The pictures of the artworks were taken by a professional photographer and color processed by him then uploaded to web cloud storage using file names stored in the DB. (This allowed the HTML generator to reference them in the page generation.) In a similar way the scans were performed by professional scanners and stored on the web cloud storage.
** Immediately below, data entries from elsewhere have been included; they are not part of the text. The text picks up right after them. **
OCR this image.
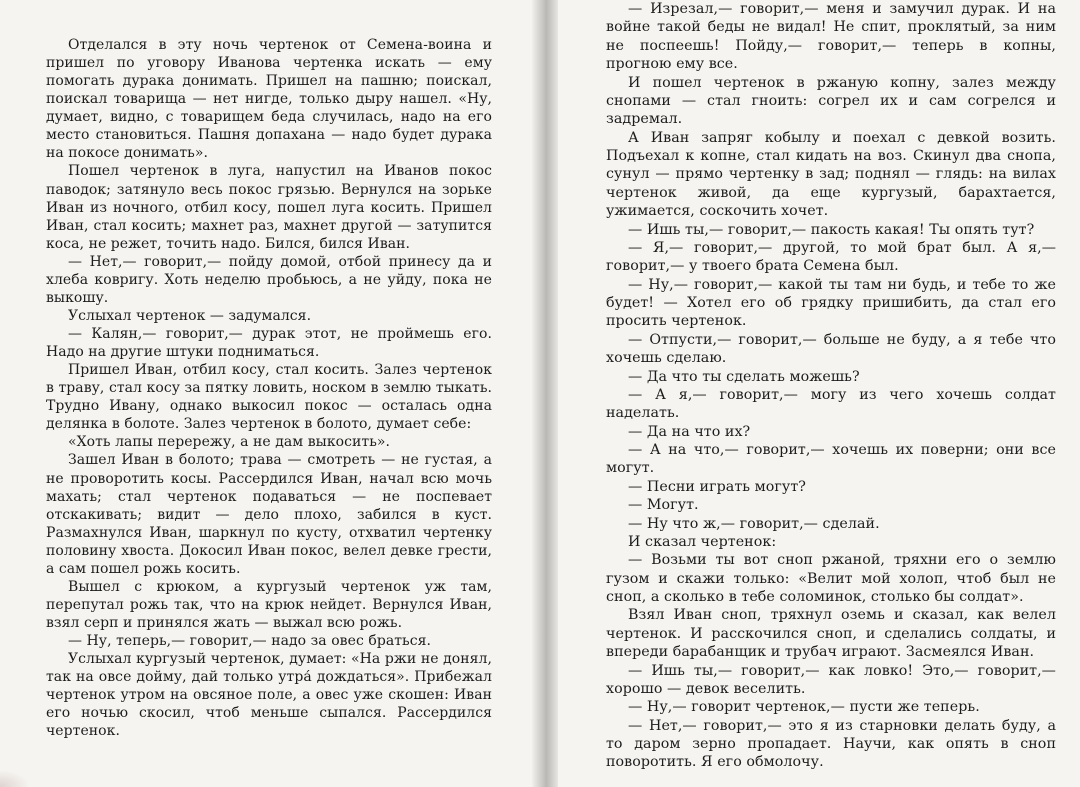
Отделался в эту ночь чертенок от Семена-воина и пришел по уговору Иванова чертенка искать — ему помогать дурака донимать. Пришел на пашню; поискал, поискал товарища — нет нигде, только дыру нашел. «Ну, думает, видно, с товарищем беда случилась, надо на его место становиться. Пашня допахана — надо будет дурака на покосе донимать».

Пошел чертенок в луга, напустил на Иванов покос паводок; затянуло весь покос грязью. Вернулся на зорьке Иван из ночного, отбил косу, пошел луга косить. Пришел Иван, стал косить; махнет раз, махнет другой — затупится коса, не режет, точить надо. Бился, бился Иван.

— Нет,— говорит,— пойду домой, отбой принесу да и хлеба ковригу. Хоть неделю пробьюсь, а не уйду, пока не выкошу.

Услыхал чертенок — задумался.

— Калян,— говорит,— дурак этот, не проймешь его. Надо на другие штуки подниматься.

Пришел Иван, отбил косу, стал косить. Залез чертенок в траву, стал косу за пятку ловить, носком в землю тыкать. Трудно Ивану, однако выкосил покос — осталась одна делянка в болоте. Залез чертенок в болото, думает себе:

«Хоть лапы перережу, а не дам выкосить».

Зашел Иван в болото; трава — смотреть — не густая, а не проворотить косы. Рассердился Иван, начал всю мочь махать; стал чертенок подаваться — не поспевает отскакивать; видит — дело плохо, забился в куст. Размахнулся Иван, шаркнул по кусту, отхватил чертенку половину хвоста. Докосил Иван покос, велел девке грести, а сам пошел рожь косить.

Вышел с крюком, а кургузый чертенок уж там, перепутал рожь так, что на крюк нейдет. Вернулся Иван, взял серп и принялся жать — выжал всю рожь.

— Ну, теперь,— говорит,— надо за овес браться.

Услыхал кургузый чертенок, думает: «На ржи не донял, так на овсе дойму, дай только утра́ дождаться». Прибежал чертенок утром на овсяное поле, а овес уже скошен: Иван его ночью скосил, чтоб меньше сыпался. Рассердился чертенок.

— Изрезал,— говорит,— меня и замучил дурак. И на войне такой беды не видал! Не спит, проклятый, за ним не поспеешь! Пойду,— говорит,— теперь в копны, прогною ему все.

И пошел чертенок в ржаную копну, залез между снопами — стал гноить: согрел их и сам согрелся и задремал.

А Иван запряг кобылу и поехал с девкой возить. Подъехал к копне, стал кидать на воз. Скинул два снопа, сунул — прямо чертенку в зад; поднял — глядь: на вилах чертенок живой, да еще кургузый, барахтается, ужимается, соскочить хочет.

— Ишь ты,— говорит,— пакость какая! Ты опять тут?

— Я,— говорит,— другой, то мой брат был. А я,— говорит,— у твоего брата Семена был.

— Ну,— говорит,— какой ты там ни будь, и тебе то же будет! — Хотел его об грядку пришибить, да стал его просить чертенок.

— Отпусти,— говорит,— больше не буду, а я тебе что хочешь сделаю.

— Да что ты сделать можешь?

— А я,— говорит,— могу из чего хочешь солдат наделать.

— Да на что их?

— А на что,— говорит,— хочешь их поверни; они все могут.

— Песни играть могут?

— Могут.

— Ну что ж,— говорит,— сделай.

И сказал чертенок:

— Возьми ты вот сноп ржаной, тряхни его о землю гузом и скажи только: «Велит мой холоп, чтоб был не сноп, а сколько в тебе соломинок, столько бы солдат».

Взял Иван сноп, тряхнул оземь и сказал, как велел чертенок. И расскочился сноп, и сделались солдаты, и впереди барабанщик и трубач играют. Засмеялся Иван.

— Ишь ты,— говорит,— как ловко! Это,— говорит,— хорошо — девок веселить.

— Ну,— говорит чертенок,— пусти же теперь.

— Нет,— говорит,— это я из старновки делать буду, а то даром зерно пропадает. Научи, как опять в сноп поворотить. Я его обмолочу.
The scanners provided a metadata record for each scan containing: the filename, sketchbook number, page number, date (when readable via OCR), and a notes field — used so far to flag pages that were attachments taped into the book rather than bound pages. This metadata was uploaded to the database and is what allows the HTML generator to correctly organize and display the sketchbook pages.
In addition to the sketchbook scans, we also have a collection of scans of various documents related to Keith's life and work. These include: slides, photos, drawings, letters, notes, clippings, and other miscellaneous items.
Our internal team also scanned some of the smaller items using a high-resolution personal tabletop scanner. We created software to convert the tif files from the scanner to jpg format.
The final step of the process is to upload the generated HTML files and images to cloud storage and make them available on the web. We used AWS S3 for storage and CloudFront for content delivery. The upload process is automated using a script that syncs the generated local files with the S3 bucket and then clears the CloudFront cache.
| Cloud Storage (images)... | AWS S3 |
| Cloud Storage (website)... | AWS S3->Cloud Front |
| SQL DB Hosting... | Amazon Aurora/RDS |
| Version Control... | GitHub |
| Code generation "AI"... | Claude Code (~v4.6) |
| Languages used... | C#, HTML, JavaScript, (unknown AirTable script) |
All the code for the database migration and HTML generation is available on GitHub: Hogan's Archive System This project includes all the technical documentation and source code for the project. Nothing is hidden or proprietary.